Venue(s):
Palace of Music
Cremorne Gardens [14th St.]
Manager / Director:
Mr. Ronzani
Christian Lehmann [pantomimest, playwright, etc.
Conductor(s):
Emanuele Muzio
Price: $.50; $1 single seats; $6 patio boxes
Event Type:
Band, Play With Music, Orchestral, Variety / Vaudeville
Performance Forces:
Vocal
Status:
Published
Last Updated:
11 May 2013
“The liberality with which Mr. Nixon has conducted his summer entertainments, and the excellent capacity he has shown in the direction of his establishment, have prompted a number of his friends to offer him a Complimentary Benefit. This is a case where such an attention may be most properly bestowed. The manager who provides a course of public amusement so continuously satisfactory, is the right one to receive a direct recognition of this kind. … All the resources of the Garden, the Music Hall, and the Circus, are to be invoked to give it additional importance. Of Mr. Nixon’s prospective opera season we are able to say but little in addition to that which is already known. Something depends upon the aspect of national affairs. There is every probability that it will open at the close of this, or early next, month; that two of the operas will be ‘The Puritans’ and ‘Martha;’ and that the choral, orchestral, and choreographic effects will surpass any that have before been seen at the Academy. It is whispered that an entirely new opera, by a composer whose name is not unknown to the New-York public, may be produced during the season. Ameteurs [sic] must not, however, be over sanguine. Army disasters, should any such occur, might nip the undertaking in the bud.”
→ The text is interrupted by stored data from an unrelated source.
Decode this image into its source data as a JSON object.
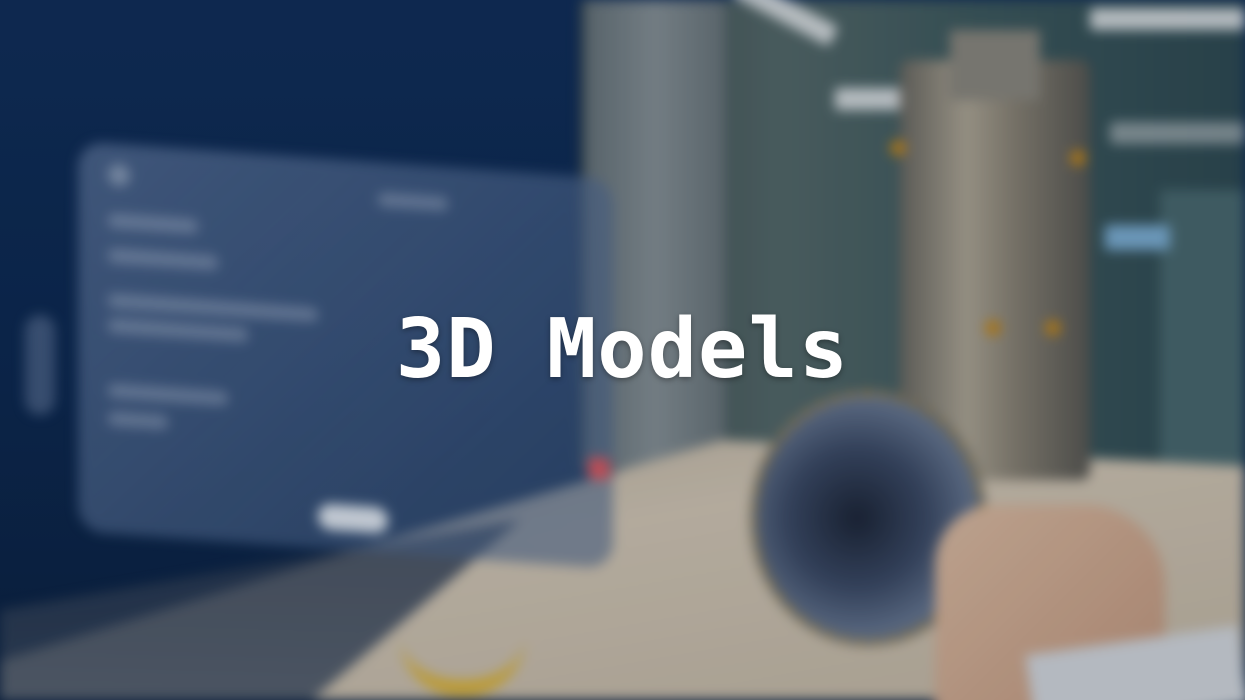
{
  "overlay": {
    "title": "3D Models"
  },
  "colors": {
    "title_text": "#ffffff",
    "background_wall": "#0f2d5a",
    "panel_accent_red": "#e05a63"
  },
  "scene": {
    "description_icons": [
      "floating-ui-panel",
      "3d-engine-model",
      "hand"
    ]
  }
}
“What is the matter with the Italian artists? Hardly a concert nowadays--not to speak of operas, when they are in season--but abounds in those minor deviations which the general public, half unconscious and wholly indifferent, takes no note of, but which to the musician are an endless trial and vexation. The performance of last Monday evening at Nixon’s Palace of Music, which, considering the occasion, ought to have been specially free from blemish, was conspicuous for its offenses against artistic accuracy and taste--offenses unimpartant, possibly, in detail, but which, when repeated so often as to become the rule instead of the exception of an evening, should not be overlooked. The overture, ‘Masaniello,’ was only saved from chaos, at the opening of the allegro, by the inattention of the musicians to the conductor’s stick. Had they followed his movements for the first few bars, there would have been a musical emente [?] rivaling the political mess of the Neapolitan fisherman. Mr. Susini, both in the air from ‘Lucretia’ and that from ‘The Somnambulist,’ made flagrant mistakes of time. He led the orchestra by half a measure in two instances, a fault which under less lucky circumstances might have caused great confusion, since thirty musicians in an orchestra cannot possibly accommodate themselves to the accidents of a single singer. Mr. Muzio’s piano-forte accompaniment to one of Madame Strakosch’s ballads was so bad that it was a relief when he got entangled with the pages, and could not play at all. We will not mention how often some of the artists sang out of tune, since that is a misfortune sometimes beyond the control of the singer, although scrupulous care might always modify it. We should remark that on the occasion in question, Miss Patti was eminent for the grace and precision of her performance. If not one of her faultless nights – such as sometimes astonish even her admirers – it was at least one in which she approached nearly enough to her own standard of excellence to make the shortcomings of which we have spoken doubly prominent.”